New Zealand is a safe and secure country with strong democratic traditions. The proximity of the nation’s parliament and Victoria University of Wellington stimulates a fertile intermingling of ideas between government representatives, educators and business people. Did you know that New Zealand is the least corrupt country in the world and New Zealanders have the most freedom in the world? Apart from the obvious lifestyle benefits, open and free societies encourage debate and utilize innovations, important features of quality schools.

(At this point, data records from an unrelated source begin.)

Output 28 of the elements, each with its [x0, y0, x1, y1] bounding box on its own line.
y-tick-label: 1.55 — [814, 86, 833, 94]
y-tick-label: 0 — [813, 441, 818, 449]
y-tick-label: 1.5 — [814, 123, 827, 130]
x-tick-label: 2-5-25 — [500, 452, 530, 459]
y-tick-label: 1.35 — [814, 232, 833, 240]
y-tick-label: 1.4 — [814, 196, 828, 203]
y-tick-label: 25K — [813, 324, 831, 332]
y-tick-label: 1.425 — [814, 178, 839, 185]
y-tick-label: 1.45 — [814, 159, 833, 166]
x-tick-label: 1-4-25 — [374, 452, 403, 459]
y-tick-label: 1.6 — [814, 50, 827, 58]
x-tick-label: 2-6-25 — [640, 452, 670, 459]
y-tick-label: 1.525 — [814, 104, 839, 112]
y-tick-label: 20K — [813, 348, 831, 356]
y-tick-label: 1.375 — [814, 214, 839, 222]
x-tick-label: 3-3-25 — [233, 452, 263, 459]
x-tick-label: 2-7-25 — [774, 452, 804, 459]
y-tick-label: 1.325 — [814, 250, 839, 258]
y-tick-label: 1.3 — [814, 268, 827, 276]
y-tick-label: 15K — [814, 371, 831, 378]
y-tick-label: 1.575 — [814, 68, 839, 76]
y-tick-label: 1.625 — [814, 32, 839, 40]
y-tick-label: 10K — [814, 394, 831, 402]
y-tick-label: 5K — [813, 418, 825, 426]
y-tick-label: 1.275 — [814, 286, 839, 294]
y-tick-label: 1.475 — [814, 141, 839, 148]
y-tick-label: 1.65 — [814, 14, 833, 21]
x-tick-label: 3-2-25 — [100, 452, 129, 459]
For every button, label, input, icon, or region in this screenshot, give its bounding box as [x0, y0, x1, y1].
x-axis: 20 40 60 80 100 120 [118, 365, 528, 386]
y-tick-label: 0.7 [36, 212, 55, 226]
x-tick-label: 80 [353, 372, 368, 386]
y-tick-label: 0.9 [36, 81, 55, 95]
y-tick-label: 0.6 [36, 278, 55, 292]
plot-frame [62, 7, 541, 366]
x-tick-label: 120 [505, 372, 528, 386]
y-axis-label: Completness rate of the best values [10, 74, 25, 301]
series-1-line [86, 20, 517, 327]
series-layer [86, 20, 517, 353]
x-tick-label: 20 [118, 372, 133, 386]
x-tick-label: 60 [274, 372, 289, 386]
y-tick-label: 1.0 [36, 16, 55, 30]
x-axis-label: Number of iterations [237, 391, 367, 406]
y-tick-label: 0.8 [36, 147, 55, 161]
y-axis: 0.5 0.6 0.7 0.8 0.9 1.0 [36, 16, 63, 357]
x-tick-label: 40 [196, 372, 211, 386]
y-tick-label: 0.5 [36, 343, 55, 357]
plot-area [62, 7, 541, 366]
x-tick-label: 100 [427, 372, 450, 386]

9. New Zealand inventions and discoveries

New Zealand has produced 3 Nobel prize laureates, all of which were awarded in the fields of chemistry and physiology or medicine. Some other famous Kiwi inventions include frozen meat, the bungee jump, electric fences, the electronic petrol pump and the fastest motorbike in the world. On a lighter note, debate rages across the Tasman over the origins of the pavlova, the lamington and flat white coffees, but New Zealand claims them as their own! What will your legacy be?

10. Famous Kiwis

Some famous Kiwis include the renowned Wellingtonian film-maker, Sir Peter Jackson, the director of the Lord of the Rings and The Hobbit; the pop group, Lorde; the opera singer, Kiri Te Kanawa; the Hollywood star, Russell Crowe; the late, great sports icon, Jonah Lomu; and the talented All Blacks star, Dan Carter. Last, but not least, Sir Edmund Hillary, the Kiwi mountaineer, conquered Mount Everest, the world’s highest mountain, with Tenzing Norgay in 1953. “In some ways,” Hillary suggested, “I believe I epitomize the average New Zealander: I have modest abilities, I combine these with a good deal of determination, and I rather like to succeed.” Come join the next crop of talented Kiwis during your studies in NZ!